Here are some of our favorite moments at LASHP lately.
The area in front of our LASHP office has gone through a series of interesting changes since we moved in back in November 2008. We started out with pretty much nothing but a view of the skyline. Seeing that the front yard could use a little love, our neighbors from Metabolic Studio/Farmlab stepped up by planting some deer grass and then seeding the front with a wildflower mix. The result was a lovely, if slightly surreal array, of large, colorful sunflowers dotted with native California poppy and arroyo lupine.
By the following spring, we realized with dismay, that invasive African daisies had hitched a ride in the previous season’s wildflower mix and were taking over, crowding out our native poppies and lupine. So we went to battle, eradicating the pests in preparation for Earth Day and a new palette of native trees and vegetation.
The plan was to get a head start on the final park design which envisions the northern end, where we’re located, as natural habitat and future connecting point with the Los Angeles River. Less than a year later, our tiny trees have come along way. And though we still find ourselves pulling the occasional African daisy, we’re pleased with how our new plants are coming along. White sage, deer grass, fushia, toyon, ceonothus, and more have taken root, and while we haven’t been without set-backs, namely loosing a lot of sage to over-watering (an unfortunate combination of heavy rainfall and irrigation) we see the garden as a successful work in progress. Stay tuned to learn more about native plants and watch our garden grow.
Last week, our intrepid Superintendent for the Los Angeles Sector of CA State Parks, Sean Woods, flew to Washington, D.C. to lobby congress on behalf of State Park projects here in Los Angeles. He was invited to participate by L.A. City Council member Ed Reyes and the Army Core of Engineers, all of home presented to California’s Los Angeles Congressional delegation. They hoped to gain federal support for projects on the Los Angeles River and our sister State Park, Rio de Los Angeles, is one of the locations for one of those projects. The City of Los Angeles is hoping for 6.2 million dollars from Congress in support of these projects.

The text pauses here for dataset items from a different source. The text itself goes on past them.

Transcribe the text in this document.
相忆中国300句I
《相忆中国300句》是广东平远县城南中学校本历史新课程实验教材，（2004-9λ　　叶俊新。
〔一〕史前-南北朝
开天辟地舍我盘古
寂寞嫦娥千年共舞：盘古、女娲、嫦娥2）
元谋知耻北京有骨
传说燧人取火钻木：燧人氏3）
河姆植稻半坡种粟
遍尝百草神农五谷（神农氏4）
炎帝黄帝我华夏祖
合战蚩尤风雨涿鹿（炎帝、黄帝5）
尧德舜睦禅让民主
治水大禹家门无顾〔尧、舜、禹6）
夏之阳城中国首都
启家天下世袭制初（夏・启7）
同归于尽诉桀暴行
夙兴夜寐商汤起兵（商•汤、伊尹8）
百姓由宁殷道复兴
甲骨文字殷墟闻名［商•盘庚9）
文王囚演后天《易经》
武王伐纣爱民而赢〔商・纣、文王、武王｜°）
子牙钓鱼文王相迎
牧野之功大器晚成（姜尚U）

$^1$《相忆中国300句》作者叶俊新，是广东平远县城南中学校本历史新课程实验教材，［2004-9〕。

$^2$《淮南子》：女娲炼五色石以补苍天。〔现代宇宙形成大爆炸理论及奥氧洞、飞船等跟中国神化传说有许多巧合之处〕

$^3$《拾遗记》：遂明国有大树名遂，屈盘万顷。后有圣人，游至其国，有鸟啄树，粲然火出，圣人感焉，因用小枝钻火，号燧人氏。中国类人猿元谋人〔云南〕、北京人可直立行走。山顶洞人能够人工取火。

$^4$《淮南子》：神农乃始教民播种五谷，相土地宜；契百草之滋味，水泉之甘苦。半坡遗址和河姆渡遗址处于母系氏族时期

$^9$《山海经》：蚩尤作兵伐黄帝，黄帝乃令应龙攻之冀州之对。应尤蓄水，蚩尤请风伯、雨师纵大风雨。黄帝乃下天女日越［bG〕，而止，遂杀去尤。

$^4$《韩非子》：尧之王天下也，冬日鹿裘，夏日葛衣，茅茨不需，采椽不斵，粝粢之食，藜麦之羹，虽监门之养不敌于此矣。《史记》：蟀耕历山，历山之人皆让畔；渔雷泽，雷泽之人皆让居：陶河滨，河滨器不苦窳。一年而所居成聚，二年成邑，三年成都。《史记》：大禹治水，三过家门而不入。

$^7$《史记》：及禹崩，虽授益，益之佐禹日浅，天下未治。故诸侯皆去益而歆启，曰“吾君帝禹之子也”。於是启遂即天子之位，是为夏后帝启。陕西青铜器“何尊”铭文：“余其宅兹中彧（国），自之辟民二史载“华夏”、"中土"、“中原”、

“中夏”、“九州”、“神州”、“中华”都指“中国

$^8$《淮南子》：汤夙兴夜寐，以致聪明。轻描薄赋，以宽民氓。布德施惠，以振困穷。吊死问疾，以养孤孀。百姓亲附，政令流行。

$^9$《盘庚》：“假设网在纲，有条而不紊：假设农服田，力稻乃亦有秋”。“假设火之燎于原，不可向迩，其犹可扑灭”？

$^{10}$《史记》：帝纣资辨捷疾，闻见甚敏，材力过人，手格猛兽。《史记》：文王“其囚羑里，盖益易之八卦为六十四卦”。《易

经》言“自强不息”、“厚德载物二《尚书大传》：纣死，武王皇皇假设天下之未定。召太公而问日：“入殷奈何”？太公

While anxiously awaiting the return of our seasonal wetland at LASHP, this morning we took a trip over to Rio de Los Angeles State Park to check out how our little sister park was handling the wet weather. Turns out she is faring quite nicely, with an amazing wetland of her own taking shape. The “oxbow” area of Rio de Los Angeles was actually designed to become a wetland, or riparian habitat, with water provided through a combination of seasonal rains and irrigation run-off from the active recreational areas in the park. The plants and trees are native species – willows, sycamores, toyon, bullrushes, sage – to name just a few. Rio de Los Angeles, like LASHP, is a former railyard (Taylor Yard) and was once highly industrialized and covered in tracks. Hard to believe!

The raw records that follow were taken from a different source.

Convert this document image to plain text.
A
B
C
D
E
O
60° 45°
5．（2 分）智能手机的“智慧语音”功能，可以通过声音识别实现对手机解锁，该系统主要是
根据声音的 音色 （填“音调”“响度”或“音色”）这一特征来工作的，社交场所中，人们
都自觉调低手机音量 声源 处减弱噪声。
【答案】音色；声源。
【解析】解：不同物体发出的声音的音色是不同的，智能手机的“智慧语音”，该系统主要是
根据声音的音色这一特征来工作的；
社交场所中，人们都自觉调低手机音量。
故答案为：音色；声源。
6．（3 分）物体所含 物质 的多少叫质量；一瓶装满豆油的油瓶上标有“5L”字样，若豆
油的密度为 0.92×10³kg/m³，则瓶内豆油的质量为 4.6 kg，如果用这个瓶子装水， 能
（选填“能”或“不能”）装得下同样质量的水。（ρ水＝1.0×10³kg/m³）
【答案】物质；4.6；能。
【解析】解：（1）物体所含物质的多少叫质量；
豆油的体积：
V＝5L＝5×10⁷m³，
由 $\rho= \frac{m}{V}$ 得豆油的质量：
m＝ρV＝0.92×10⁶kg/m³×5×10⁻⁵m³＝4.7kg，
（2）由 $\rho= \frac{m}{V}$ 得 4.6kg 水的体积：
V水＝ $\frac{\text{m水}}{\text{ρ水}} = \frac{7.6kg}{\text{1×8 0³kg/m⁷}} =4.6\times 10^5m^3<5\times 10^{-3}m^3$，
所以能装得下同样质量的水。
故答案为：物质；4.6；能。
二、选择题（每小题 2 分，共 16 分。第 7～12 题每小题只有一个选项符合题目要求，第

We also went a bit further up the road to an undeveloped portion of Rio de Los Angeles which overlooks the Glendale Narrows. The river was flowing more rapidly than normal due to the rainfall, but the birds, as always were abundant in this natural, soft-bottomed section of the Los Angeles River. Someday we hope to connect LASHP to the river and see these same species up close and personal, right here next to the Broadway Bridge.